Tunis est-elle partie pour être le centre névralgique d’un nouveau panafricanisme, le technologique ? Va-t-elle incarner une volonté revigorée de « refaire » l’Afrique à travers une jeune génération connectée, innovante et fière de son africanité ? La question est posée. C’est en tout cas le sentiment qui aura plané tout au long de la seconde édition d’Afric’Up tenue les 24 et 25 septembre dans la capitale tunisienne.
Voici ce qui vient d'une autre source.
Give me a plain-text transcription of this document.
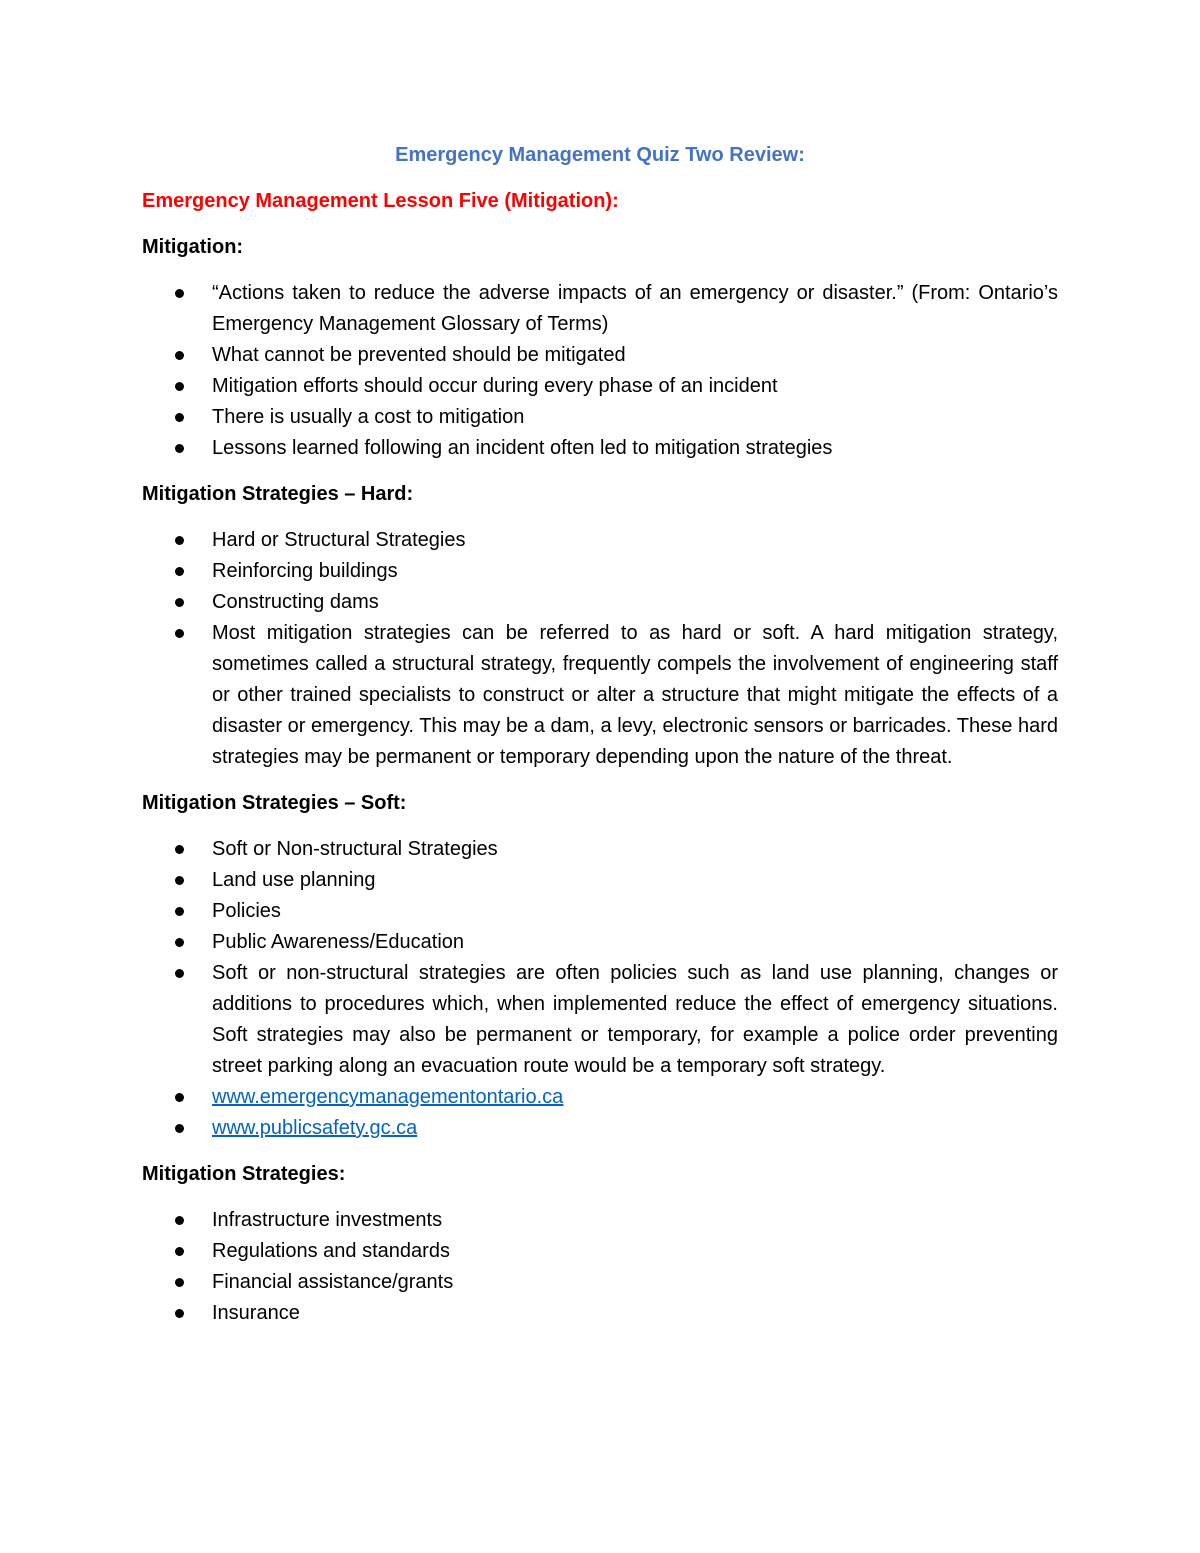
Emergency Management Quiz Two Review:
Emergency Management Lesson Five (Mitigation):
Mitigation:
“Actions taken to reduce the adverse impacts of an emergency or disaster.” (From: Ontario’s Emergency Management Glossary of Terms)
What cannot be prevented should be mitigated
Mitigation efforts should occur during every phase of an incident
There is usually a cost to mitigation
Lessons learned following an incident often led to mitigation strategies
Mitigation Strategies – Hard:
Hard or Structural Strategies
Reinforcing buildings
Constructing dams
Most mitigation strategies can be referred to as hard or soft. A hard mitigation strategy, sometimes called a structural strategy, frequently compels the involvement of engineering staff or other trained specialists to construct or alter a structure that might mitigate the effects of a disaster or emergency. This may be a dam, a levy, electronic sensors or barricades. These hard strategies may be permanent or temporary depending upon the nature of the threat.
Mitigation Strategies – Soft:
Soft or Non-structural Strategies
Land use planning
Policies
Public Awareness/Education
Soft or non-structural strategies are often policies such as land use planning, changes or additions to procedures which, when implemented reduce the effect of emergency situations. Soft strategies may also be permanent or temporary, for example a police order preventing street parking along an evacuation route would be a temporary soft strategy.
www.emergencymanagementontario.ca
www.publicsafety.gc.ca
Mitigation Strategies:
Infrastructure investments
Regulations and standards
Financial assistance/grants
Insurance
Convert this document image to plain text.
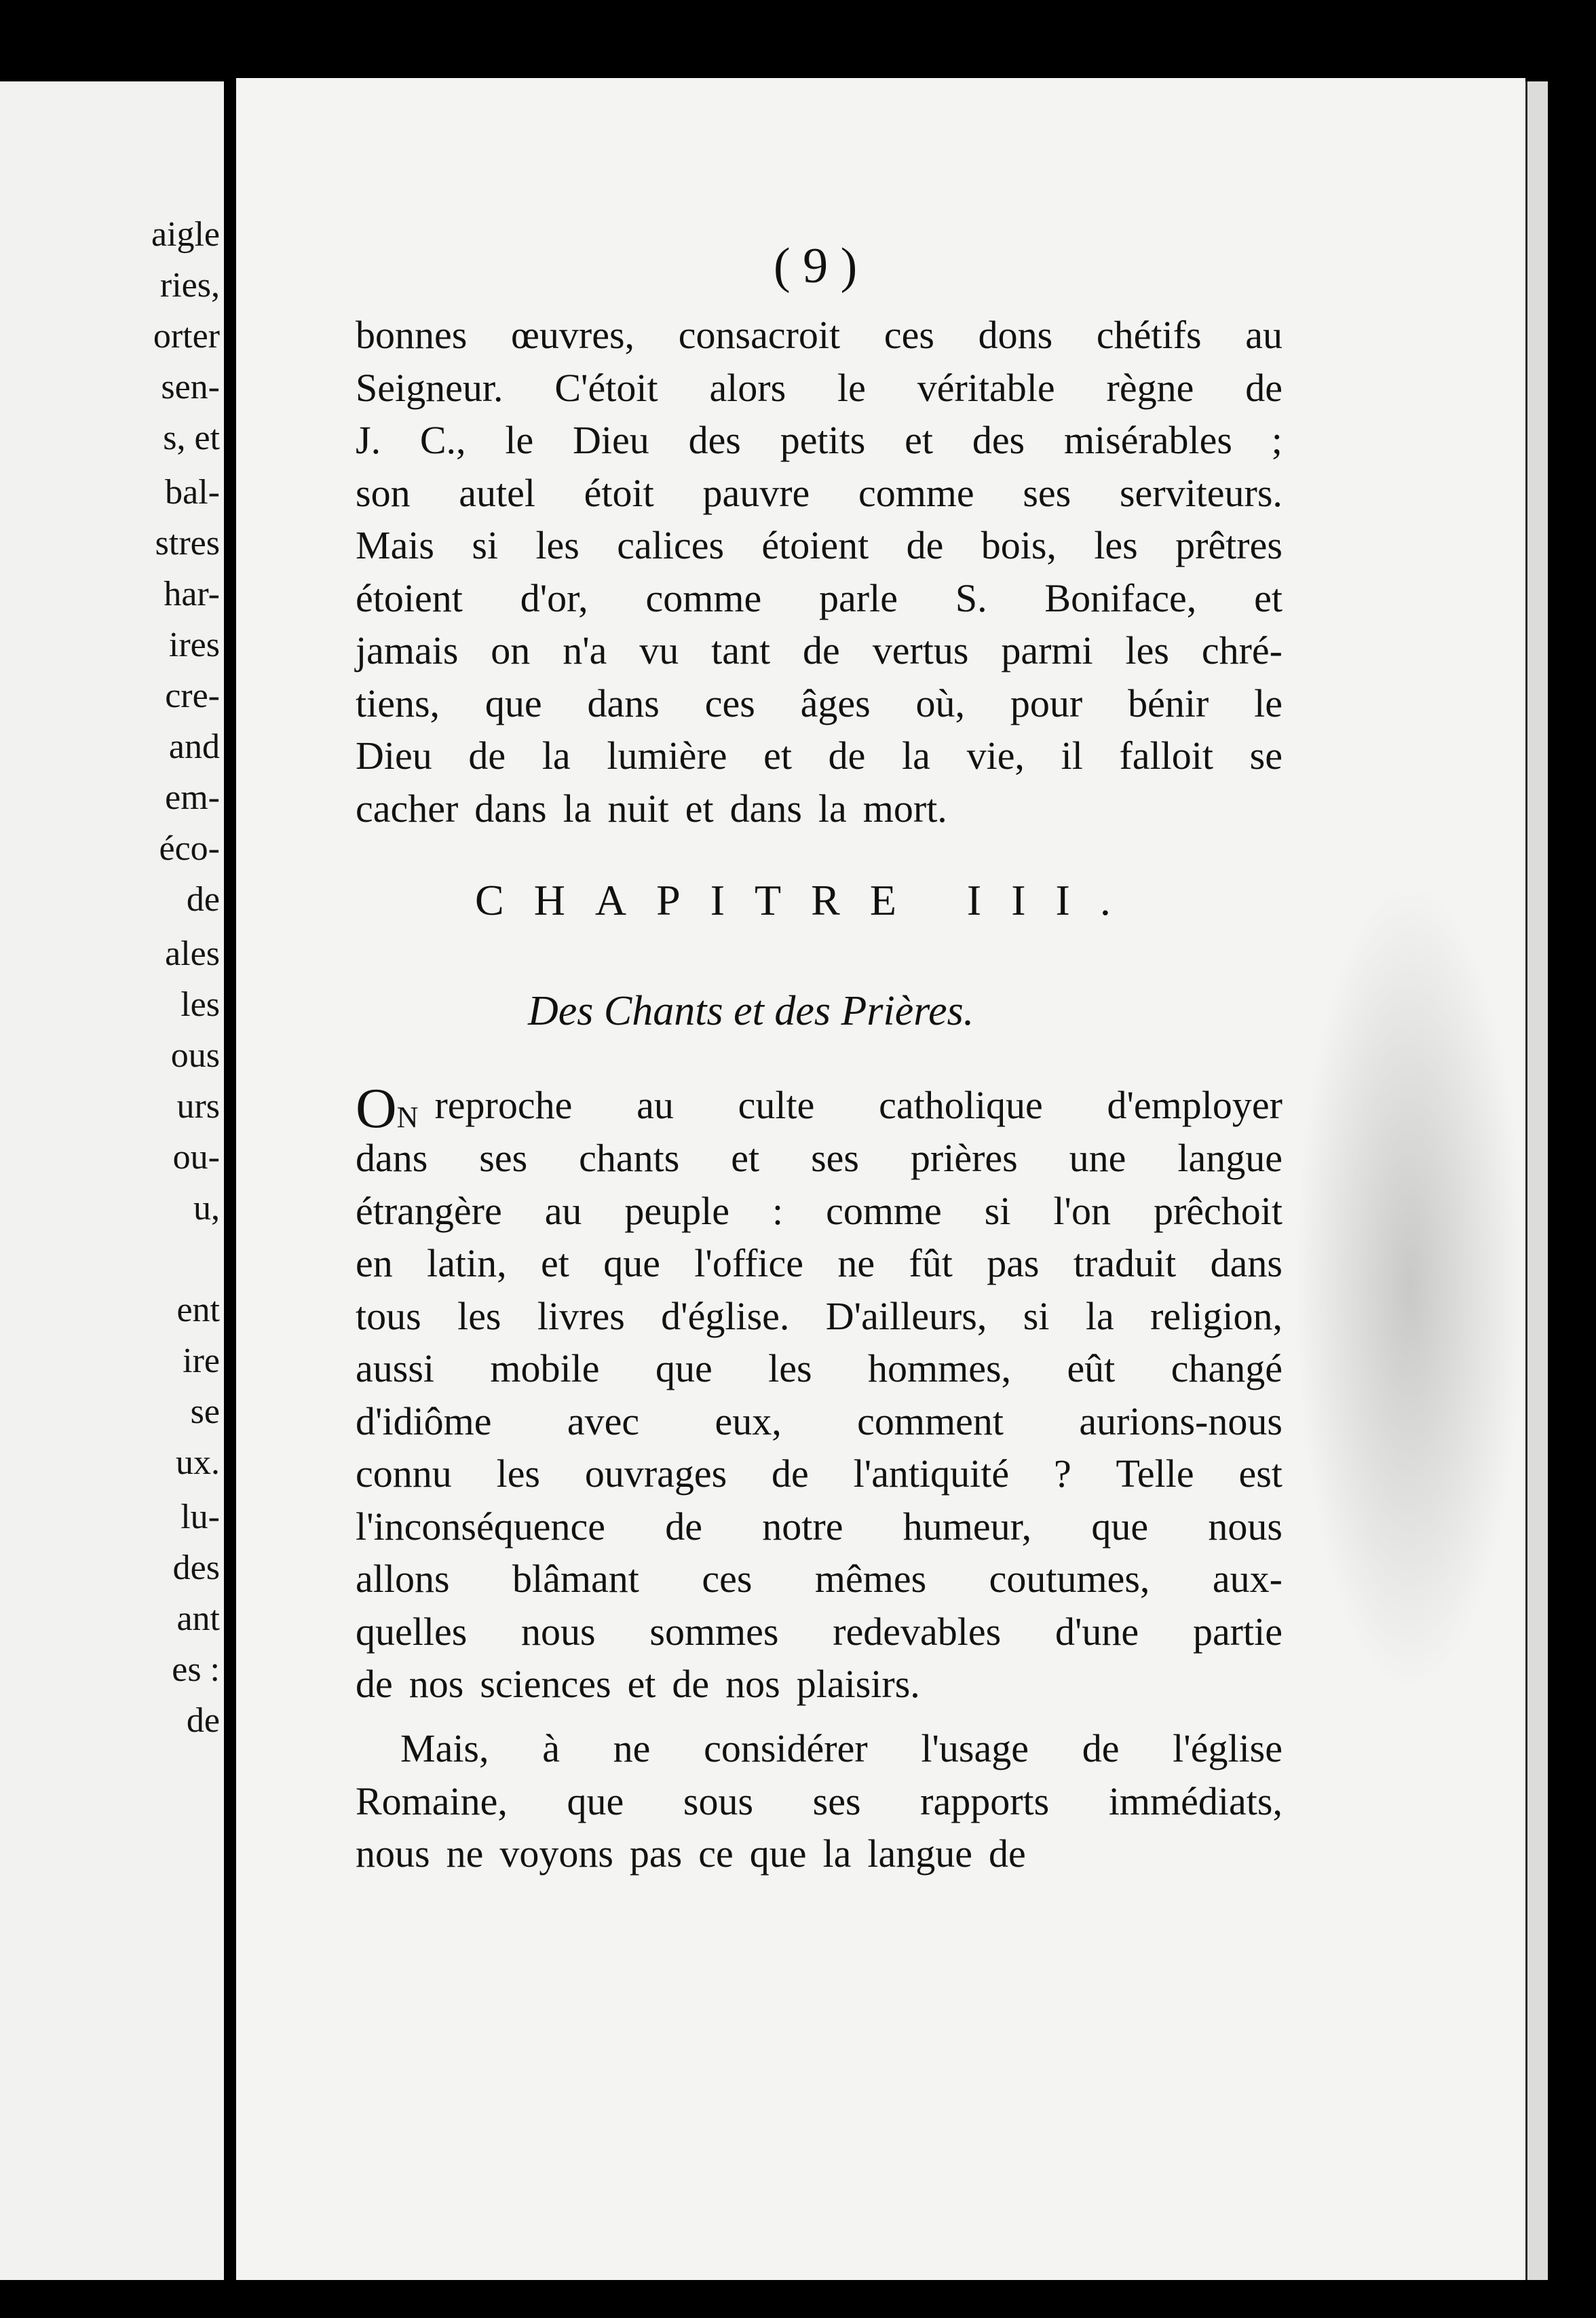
aigle
ries,
orter
sen-
s, et
bal-
stres
har-
ires
cre-
and
em-
éco-
de
ales
les
ous
urs
ou-
u,
ent
ire
se
ux.
lu-
des
ant
es :
de
( 9 )
bonnes œuvres, consacroit ces dons chétifs au
Seigneur. C'étoit alors le véritable règne de
J. C., le Dieu des petits et des misérables ;
son autel étoit pauvre comme ses serviteurs.
Mais si les calices étoient de bois, les prêtres
étoient d'or, comme parle S. Boniface, et
jamais on n'a vu tant de vertus parmi les chré-
tiens, que dans ces âges où, pour bénir le
Dieu de la lumière et de la vie, il falloit se
cacher dans la nuit et dans la mort.
CHAPITRE III.
Des Chants et des Prières.
ON reproche au culte catholique d'employer
dans ses chants et ses prières une langue
étrangère au peuple : comme si l'on prêchoit
en latin, et que l'office ne fût pas traduit dans
tous les livres d'église. D'ailleurs, si la religion,
aussi mobile que les hommes, eût changé
d'idiôme avec eux, comment aurions-nous
connu les ouvrages de l'antiquité ? Telle est
l'inconséquence de notre humeur, que nous
allons blâmant ces mêmes coutumes, aux-
quelles nous sommes redevables d'une partie
de nos sciences et de nos plaisirs.
Mais, à ne considérer l'usage de l'église
Romaine, que sous ses rapports immédiats,
nous ne voyons pas ce que la langue de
S’il a été question de start-up, smart city, révolution numérique et innovation, la coopération Sud-Sud, tel un fil conducteur, s’est imposée au cœur de tous les débats. « On nous parle d’Afrique de l’Ouest, d’Afrique de l’Est, d’Afrique du Nord, d’Afrique francophone et anglophone…, mais nous ne sommes qu’un, un continent, une Afrique, et nous devons avancer ensemble », a exhorté le « parrain » de la rencontre, Tomi Davies, président fondateur de Business Angel Network. Son vœu aura été suivi à la lettre au cours de ces deux jours de forum dont l’objectif, pour chaque participant, qu’il soit startuper, investisseur, ou autre, est de se « connecter ».

Rampe de lancement

Aussi, si Mohamed Zoghlami, l’instigateur de la rencontre avec son acolyte, Skander Haddar, PDG de Tunisie Place de Marché (TPM), n’ont pas manqué pas de laisser couler quelques larmes à l’issue de la manifestation, manifestement ému par la convivialité qui a marqué les échanges ; les jeunes startupers eux ont affiché un sourire éclatant. « Je pense qu’on a trouvé un investisseur », confie un jeune entrepreneur ghanéen. Un autre est moins évasif. « On a signé un contrat ». Sans pour autant afficher le montant décroché. D’autres ont trouvé un partenaire, à l’instar de Legal Doctrine, start-up algérienne lauréate du prix de la start-up de l’année dans la catégorie Legal Tech, qui va désormais s’étendre en Tunisie grâce à une rencontre nouée à Afric’Up. Déjà sa participation à la première édition avait donné à son fondateur, Walid Ghanemi, une nouvelle dimension : en moins d’un an, il a triplé son nombre d’employés comme son chiffre d’affaires. Mahamadi Rouamba, directeur général de TicAnalyse, lauréat du prix de la start-up de l’année dans la catégorie e-commerce, est lui bien parti pour connaître le même succès. Son projet, né en 2015, une solution qui résout les failles de l’e-commerce en Afrique de l’Ouest, attendait de trouver un partenaire bancaire pour être opérationnel. C’est désormais chose faite.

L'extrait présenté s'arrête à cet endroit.